Fotoğraf: csgorselarsiv/Serra Akcan
Haberin İngilizcesi için tıklayın
Cumhuriyet Halk Partisi (CHP) İstanbul Sözleşmesi’nden çekilmeye ilişkin Cumhurbaşkanı Kararı’nın yürütmesinin durdurulması ve iptali için Danıştay’a başvurdu.
TIKLAYIN - "Kadın hakları gerileme konusunda alarm veriyor"
“Cumhurbaşkanı İstanbul Sözleşmesi’ni feshedemez”
CHP Bartın Milletvekili TBMM Anayasa Komisyonu Üyesi CHP Parti Meclisi Üyesi Aysu Bankoğlu, Daınştay’a yaptıkları başvuru hakkında bianet’e şu bilgileri verdi:
“20 Mart sabahı, ülkemizdeki 42 milyon kadının yaşam hakkının güvencesi İstanbul Sözleşmesi'nin iptal edildiği haberine uyanmıştık. Tek bir kişinin kararı ile Meclis yok sayılıp millet iradesi gasp edilmişti.

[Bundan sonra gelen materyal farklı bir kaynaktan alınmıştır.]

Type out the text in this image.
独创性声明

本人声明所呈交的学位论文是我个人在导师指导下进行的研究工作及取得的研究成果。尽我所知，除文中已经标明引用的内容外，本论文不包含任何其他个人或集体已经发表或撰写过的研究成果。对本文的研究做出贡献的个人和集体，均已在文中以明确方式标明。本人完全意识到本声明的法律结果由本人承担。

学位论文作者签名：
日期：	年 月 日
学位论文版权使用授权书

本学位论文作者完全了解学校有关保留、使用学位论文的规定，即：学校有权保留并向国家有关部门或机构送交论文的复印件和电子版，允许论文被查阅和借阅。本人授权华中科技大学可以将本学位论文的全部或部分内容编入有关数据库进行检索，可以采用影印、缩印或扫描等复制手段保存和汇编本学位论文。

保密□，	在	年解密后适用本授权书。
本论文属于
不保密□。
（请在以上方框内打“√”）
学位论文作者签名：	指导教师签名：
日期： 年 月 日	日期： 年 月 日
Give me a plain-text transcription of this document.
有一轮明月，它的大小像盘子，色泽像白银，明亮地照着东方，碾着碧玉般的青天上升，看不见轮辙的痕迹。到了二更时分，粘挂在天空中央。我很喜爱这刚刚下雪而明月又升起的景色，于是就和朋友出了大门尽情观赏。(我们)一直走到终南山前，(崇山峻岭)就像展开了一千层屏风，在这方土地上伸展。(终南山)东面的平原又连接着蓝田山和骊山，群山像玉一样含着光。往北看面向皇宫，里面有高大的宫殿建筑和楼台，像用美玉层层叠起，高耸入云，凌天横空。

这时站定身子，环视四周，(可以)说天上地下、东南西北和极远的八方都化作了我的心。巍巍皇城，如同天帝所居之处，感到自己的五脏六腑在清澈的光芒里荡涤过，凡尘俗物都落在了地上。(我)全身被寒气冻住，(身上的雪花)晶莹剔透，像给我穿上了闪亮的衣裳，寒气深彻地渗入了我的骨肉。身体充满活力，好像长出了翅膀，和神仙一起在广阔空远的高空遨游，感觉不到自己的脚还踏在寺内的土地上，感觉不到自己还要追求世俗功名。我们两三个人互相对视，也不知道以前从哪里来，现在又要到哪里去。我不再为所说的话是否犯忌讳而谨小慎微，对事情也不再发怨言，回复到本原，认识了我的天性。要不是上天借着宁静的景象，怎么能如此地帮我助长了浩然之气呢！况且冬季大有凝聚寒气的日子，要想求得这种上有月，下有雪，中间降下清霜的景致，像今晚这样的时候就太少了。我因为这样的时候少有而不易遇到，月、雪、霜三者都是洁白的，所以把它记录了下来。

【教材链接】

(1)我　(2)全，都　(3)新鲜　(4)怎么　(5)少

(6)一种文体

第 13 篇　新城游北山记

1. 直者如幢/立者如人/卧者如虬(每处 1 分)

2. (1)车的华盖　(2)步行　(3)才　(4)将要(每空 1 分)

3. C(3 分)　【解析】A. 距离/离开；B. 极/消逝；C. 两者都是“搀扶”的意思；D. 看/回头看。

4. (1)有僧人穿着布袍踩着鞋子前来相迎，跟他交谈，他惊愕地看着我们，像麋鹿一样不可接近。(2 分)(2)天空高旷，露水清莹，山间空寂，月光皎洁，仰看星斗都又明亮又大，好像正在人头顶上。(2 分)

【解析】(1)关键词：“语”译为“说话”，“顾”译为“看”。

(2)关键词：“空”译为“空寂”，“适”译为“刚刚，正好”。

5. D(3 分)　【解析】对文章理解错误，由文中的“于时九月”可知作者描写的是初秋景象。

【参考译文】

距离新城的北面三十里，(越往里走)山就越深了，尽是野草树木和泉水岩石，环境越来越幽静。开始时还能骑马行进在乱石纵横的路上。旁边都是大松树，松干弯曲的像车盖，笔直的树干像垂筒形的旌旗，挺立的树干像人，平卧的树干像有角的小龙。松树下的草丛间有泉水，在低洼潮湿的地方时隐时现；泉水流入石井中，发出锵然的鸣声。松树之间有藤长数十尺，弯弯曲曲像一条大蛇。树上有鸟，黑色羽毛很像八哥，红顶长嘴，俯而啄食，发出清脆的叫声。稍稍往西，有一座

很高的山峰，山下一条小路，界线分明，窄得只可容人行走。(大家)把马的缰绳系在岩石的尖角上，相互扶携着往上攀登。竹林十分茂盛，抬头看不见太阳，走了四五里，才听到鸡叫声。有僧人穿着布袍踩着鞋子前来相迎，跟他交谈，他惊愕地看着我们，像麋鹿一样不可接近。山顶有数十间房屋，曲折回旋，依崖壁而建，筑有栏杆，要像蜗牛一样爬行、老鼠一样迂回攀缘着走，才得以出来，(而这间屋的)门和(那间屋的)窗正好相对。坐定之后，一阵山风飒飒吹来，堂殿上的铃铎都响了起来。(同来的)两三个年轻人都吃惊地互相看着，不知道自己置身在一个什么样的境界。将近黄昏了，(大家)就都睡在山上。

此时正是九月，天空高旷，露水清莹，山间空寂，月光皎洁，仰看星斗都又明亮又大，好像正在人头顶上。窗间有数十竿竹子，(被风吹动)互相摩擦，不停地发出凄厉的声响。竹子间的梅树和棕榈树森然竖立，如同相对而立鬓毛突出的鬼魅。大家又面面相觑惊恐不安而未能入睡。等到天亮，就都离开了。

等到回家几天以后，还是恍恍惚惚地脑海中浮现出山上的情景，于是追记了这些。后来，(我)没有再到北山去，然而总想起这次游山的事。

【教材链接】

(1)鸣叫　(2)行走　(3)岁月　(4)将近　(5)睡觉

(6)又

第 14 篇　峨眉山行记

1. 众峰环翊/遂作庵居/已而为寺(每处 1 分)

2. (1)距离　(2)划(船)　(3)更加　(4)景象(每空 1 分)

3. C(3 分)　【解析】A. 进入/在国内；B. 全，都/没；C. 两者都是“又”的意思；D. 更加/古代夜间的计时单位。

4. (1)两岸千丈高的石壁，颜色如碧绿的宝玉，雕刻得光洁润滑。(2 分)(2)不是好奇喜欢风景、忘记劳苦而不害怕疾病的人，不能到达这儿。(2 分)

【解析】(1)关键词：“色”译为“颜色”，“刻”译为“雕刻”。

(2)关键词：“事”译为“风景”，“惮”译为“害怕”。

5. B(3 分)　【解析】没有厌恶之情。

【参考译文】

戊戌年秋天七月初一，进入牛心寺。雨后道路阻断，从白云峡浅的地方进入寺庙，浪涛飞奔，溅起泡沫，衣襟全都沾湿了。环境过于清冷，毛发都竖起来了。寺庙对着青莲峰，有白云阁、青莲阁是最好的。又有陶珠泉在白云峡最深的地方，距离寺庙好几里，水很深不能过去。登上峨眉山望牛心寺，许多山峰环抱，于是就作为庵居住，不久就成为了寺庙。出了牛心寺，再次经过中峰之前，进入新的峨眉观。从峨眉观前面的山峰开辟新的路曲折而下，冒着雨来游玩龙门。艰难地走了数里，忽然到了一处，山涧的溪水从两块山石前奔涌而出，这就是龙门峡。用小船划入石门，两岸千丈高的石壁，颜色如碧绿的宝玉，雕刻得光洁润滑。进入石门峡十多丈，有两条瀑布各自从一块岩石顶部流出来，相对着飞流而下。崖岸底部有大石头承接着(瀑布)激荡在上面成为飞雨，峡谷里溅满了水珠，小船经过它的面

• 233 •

“Ancak hepimiz biliyoruz ki, çok taraflı bir uluslararası anlaşma, iç hukukta nasıl yürürlüğe girdiyse buna paralel bir usulle geri alınmalıdır. "Ben TBMM’nden geçen bir kanunu bypass ediyorum, TBMM’yi, millet iradesini umursamıyorum" diyemezsiniz.
“Cumhurbaşkanı, tek taraflı bir irade beyanı ile -insan hakları, temel hak ve özgürlükler alanıyla ilgili- bir sözleşmeyi feshedemez!
“İstanbul Sözleşmesi’ni feshetme girişimi Anayasa’ya aykırıdır ve yok hükmündedir. Tam da bu sebeple bizler Cumhuriyet Halk Partisi olarak bugün iptal başvurumuzu, yürütmenin durdurulması talebimizi de içerecek şekilde, Danıştay'a sunduk.
“Ne kadar farklı yönlere çekilmek istenirse istensin, İstanbul Sözleşmesi, kadınların yaşam hakkını koruma, şiddete/tacize/tecavüze uğramalarını, öldürülmelerini engelleme ve faillerini cezalandırma sorumluluğunu Devlet'e yükleyen bir sözleşmedir. Temel gayesi, kadına karşı şiddeti tüm yönleriyle önlemektir.
‘Biz kadınlar yaşayacağız’
“Yaşanan ayrımcılığı, insan hakkı ihlallerini önle diyor yani. Bu noktada, aile yapısını bozacak bir durum yok. Israrla söylüyoruz; başka bir şey yok. Ama devletin kadını her türlü şiddetten koruma, gerekli önlemleri alma yükümlülüğü var. Şiddetin çıkmaya cesaret bulamayacağı eşitlikçi bir toplum yaratmak için gerekli önlemleri almak var. Türkiye tarihinde ilk defa, bir insan hakları sözleşmesinden çıkma girişimi kabul edilemez; kabul etmiyoruz.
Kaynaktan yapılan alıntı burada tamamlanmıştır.